Export it as a .pst file?

Thanks


----------



## Occam (28 Aug 2012)

Just create your appointments with your civvy address as an invitee.  Remember - you're not allowed to put your personal USB drive into a DND PC, and you can't put a DND USB drive into a personal PC, so unless you're burning CDs every time you want to sync everything, there's no way to do what you want to do legally.


----------



## DirtyDog (28 Aug 2012)

Occam said:
			
		

> Just create your appointments with your civvy address as an invitee.  Remember - you're not allowed to put your personal USB drive into a DND PC, and you can't put a DND USB drive into a personal PC, so unless you're burning CDs every time you want to sync everything, there's no way to do what you want to do legally.


I'll give that a try but it sounds like I'll be spamming myself as it looks like I'll have atleast a dozen calendar events in a week.  

Looking at my email client at home (windows live) it is quite weak and probably wouldn't have much ability to work with Outlook anyway.  Maybe it's time to ditch it and get a "real" client like Outlook for home.  or go back to Outlook Express.

As far as UBS keys.... don't worry.  I use an approved stick and everything is transferred on a scrubber.

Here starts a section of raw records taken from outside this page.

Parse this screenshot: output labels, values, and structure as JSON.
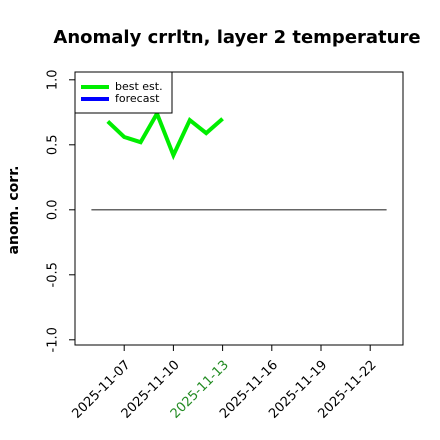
{
  "chart_data": {
    "type": "line",
    "title": "Anomaly crrltn, layer 2 temperature",
    "ylabel": "anom. corr.",
    "x": [
      "2025-11-06",
      "2025-11-07",
      "2025-11-08",
      "2025-11-09",
      "2025-11-10",
      "2025-11-11",
      "2025-11-12",
      "2025-11-13"
    ],
    "series": [
      {
        "name": "best est.",
        "color": "#00ee00",
        "values": [
          0.68,
          0.56,
          0.52,
          0.74,
          0.42,
          0.69,
          0.59,
          0.7
        ]
      },
      {
        "name": "forecast",
        "color": "#0000ff",
        "values": [
          null,
          null,
          null,
          null,
          null,
          null,
          null,
          null
        ]
      }
    ],
    "xlim": [
      "2025-11-04",
      "2025-11-24"
    ],
    "xticks": [
      "2025-11-07",
      "2025-11-10",
      "2025-11-13",
      "2025-11-16",
      "2025-11-19",
      "2025-11-22"
    ],
    "highlight_tick": "2025-11-13",
    "highlight_color": "#228b22",
    "ylim": [
      -1.04,
      1.06
    ],
    "yticks": [
      {
        "value": -1,
        "label": "-1.0"
      },
      -0.5,
      {
        "value": 0,
        "label": "0.0"
      },
      0.5,
      {
        "value": 1,
        "label": "1.0"
      }
    ],
    "hline": {
      "y": 0,
      "x": [
        "2025-11-05",
        "2025-11-23"
      ],
      "color": "#666666"
    },
    "legend": "upper left"
  }
}
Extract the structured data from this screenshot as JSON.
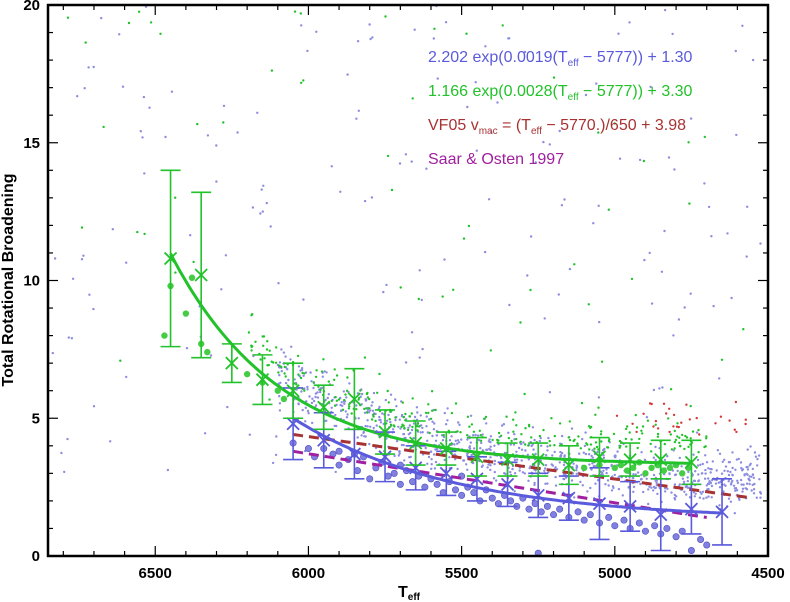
{
  "chart_data": {
    "type": "scatter",
    "title": "",
    "xlabel_main": "T",
    "xlabel_sub": "eff",
    "ylabel": "Total Rotational Broadening",
    "xlim": [
      6850,
      4500
    ],
    "ylim": [
      0,
      20
    ],
    "x_ticks": [
      6500,
      6000,
      5500,
      5000,
      4500
    ],
    "y_ticks": [
      0,
      5,
      10,
      15,
      20
    ],
    "x_reversed": true,
    "grid": false,
    "legend_position": "top-right",
    "colors": {
      "blue": "#5a5adc",
      "green": "#22c22a",
      "red": "#a83232",
      "magenta": "#a020a0"
    },
    "legend": [
      {
        "color_key": "blue",
        "parts": [
          "2.202 exp(0.0019(T",
          "eff",
          " − 5777)) + 1.30"
        ]
      },
      {
        "color_key": "green",
        "parts": [
          "1.166 exp(0.0028(T",
          "eff",
          " − 5777)) + 3.30"
        ]
      },
      {
        "color_key": "red",
        "parts": [
          "VF05 v",
          "mac",
          " = (T",
          "eff",
          " − 5770.)/650 + 3.98"
        ]
      },
      {
        "color_key": "magenta",
        "parts": [
          "Saar & Osten 1997"
        ]
      }
    ],
    "series": [
      {
        "name": "2.202 exp(0.0019(Teff − 5777)) + 1.30",
        "color_key": "blue",
        "binned_x": [
          6050,
          5950,
          5850,
          5750,
          5650,
          5550,
          5450,
          5350,
          5250,
          5150,
          5050,
          4950,
          4850,
          4750,
          4650
        ],
        "binned_y": [
          4.8,
          4.2,
          3.7,
          3.6,
          3.2,
          3.0,
          2.8,
          2.6,
          2.2,
          2.1,
          1.9,
          1.8,
          1.5,
          1.7,
          1.6
        ],
        "err": [
          1.3,
          1.0,
          0.9,
          0.9,
          0.8,
          0.8,
          0.8,
          0.8,
          0.8,
          0.8,
          1.3,
          0.9,
          1.3,
          0.9,
          1.2
        ]
      },
      {
        "name": "1.166 exp(0.0028(Teff − 5777)) + 3.30",
        "color_key": "green",
        "binned_x": [
          6450,
          6350,
          6250,
          6150,
          6050,
          5950,
          5850,
          5750,
          5650,
          5550,
          5450,
          5350,
          5250,
          5150,
          5050,
          4950,
          4850,
          4750
        ],
        "binned_y": [
          10.8,
          10.2,
          7.0,
          6.4,
          6.0,
          5.4,
          5.7,
          4.5,
          4.1,
          3.9,
          3.6,
          3.5,
          3.5,
          3.3,
          3.6,
          3.5,
          3.5,
          3.4
        ],
        "err": [
          3.2,
          3.0,
          0.7,
          0.9,
          1.0,
          0.8,
          1.1,
          0.8,
          0.8,
          0.6,
          0.7,
          0.6,
          0.6,
          0.7,
          0.7,
          0.6,
          0.7,
          0.8
        ]
      },
      {
        "name": "VF05 vmac = (Teff − 5770.)/650 + 3.98",
        "color_key": "red"
      },
      {
        "name": "Saar & Osten 1997",
        "color_key": "magenta"
      }
    ],
    "filled_points_blue": [
      [
        6050,
        4.1
      ],
      [
        6000,
        3.9
      ],
      [
        5980,
        3.6
      ],
      [
        5950,
        3.9
      ],
      [
        5920,
        3.7
      ],
      [
        5900,
        3.3
      ],
      [
        5870,
        3.5
      ],
      [
        5840,
        3.1
      ],
      [
        5820,
        3.6
      ],
      [
        5800,
        2.8
      ],
      [
        5780,
        3.2
      ],
      [
        5760,
        3.4
      ],
      [
        5740,
        2.9
      ],
      [
        5720,
        3.0
      ],
      [
        5700,
        2.6
      ],
      [
        5680,
        3.1
      ],
      [
        5660,
        2.7
      ],
      [
        5640,
        2.9
      ],
      [
        5620,
        2.5
      ],
      [
        5600,
        2.8
      ],
      [
        5580,
        2.6
      ],
      [
        5560,
        2.3
      ],
      [
        5540,
        2.7
      ],
      [
        5520,
        2.4
      ],
      [
        5500,
        2.2
      ],
      [
        5480,
        2.5
      ],
      [
        5460,
        2.3
      ],
      [
        5440,
        2.0
      ],
      [
        5420,
        2.4
      ],
      [
        5400,
        2.1
      ],
      [
        5380,
        1.9
      ],
      [
        5360,
        2.2
      ],
      [
        5340,
        2.0
      ],
      [
        5320,
        1.8
      ],
      [
        5300,
        2.1
      ],
      [
        5280,
        1.7
      ],
      [
        5260,
        1.9
      ],
      [
        5240,
        1.6
      ],
      [
        5220,
        1.8
      ],
      [
        5200,
        1.5
      ],
      [
        5180,
        1.7
      ],
      [
        5150,
        1.4
      ],
      [
        5120,
        1.6
      ],
      [
        5100,
        1.3
      ],
      [
        5080,
        1.5
      ],
      [
        5050,
        1.2
      ],
      [
        5020,
        1.4
      ],
      [
        5000,
        1.1
      ],
      [
        4970,
        1.3
      ],
      [
        4950,
        1.0
      ],
      [
        4920,
        1.2
      ],
      [
        4900,
        0.9
      ],
      [
        4870,
        1.1
      ],
      [
        4850,
        0.8
      ],
      [
        4830,
        1.0
      ],
      [
        4800,
        0.7
      ],
      [
        4780,
        0.9
      ],
      [
        4750,
        0.2
      ],
      [
        4720,
        0.6
      ],
      [
        4700,
        0.4
      ],
      [
        5250,
        0.1
      ],
      [
        5900,
        3.8
      ],
      [
        5850,
        3.7
      ],
      [
        5700,
        3.3
      ],
      [
        5500,
        2.9
      ]
    ],
    "filled_points_green": [
      [
        6470,
        8.0
      ],
      [
        6450,
        9.8
      ],
      [
        6400,
        8.8
      ],
      [
        6380,
        10.1
      ],
      [
        6350,
        7.7
      ],
      [
        6330,
        7.4
      ],
      [
        6200,
        6.6
      ],
      [
        6150,
        6.3
      ],
      [
        6100,
        6.0
      ],
      [
        6080,
        5.7
      ],
      [
        5000,
        3.2
      ],
      [
        4980,
        3.3
      ],
      [
        4960,
        3.1
      ],
      [
        4940,
        3.2
      ],
      [
        4920,
        3.4
      ],
      [
        4900,
        3.0
      ],
      [
        4880,
        3.2
      ],
      [
        4860,
        3.3
      ],
      [
        4840,
        3.1
      ],
      [
        4820,
        3.2
      ],
      [
        4800,
        3.3
      ],
      [
        4780,
        3.0
      ],
      [
        4760,
        3.2
      ],
      [
        5050,
        3.3
      ],
      [
        5100,
        3.2
      ]
    ]
  }
}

if somehow could tell me what I'd need to export from Outlook every day to bring home to update my calendar, that'd be great.  I'm a big fan of electronic agendas, calendars and task lists.  I find it extremely conveniet when used on multiple devices plus it has build in redundancy and you don't have to worry about losing anything physical.


----------



## Occam (29 Aug 2012)

If you go see or phone your local help desk at work, ask about the "Office 2003 Home Use CD" which any CF member/DND employee can use to install Outlook on their home computer to conduct work-related tasks.  It's a full version of Outlook Office 2003 Professional.  Once you have that installed on your home computer, you can Google "export calendar entries outlook 2003" for a few methods of exporting your calendar entries (only!) to a file type which can then be carted home for use.


----------



## DirtyDog (29 Aug 2012)

Thanks, turns out I have Outlook (2007)already installed at home.


----------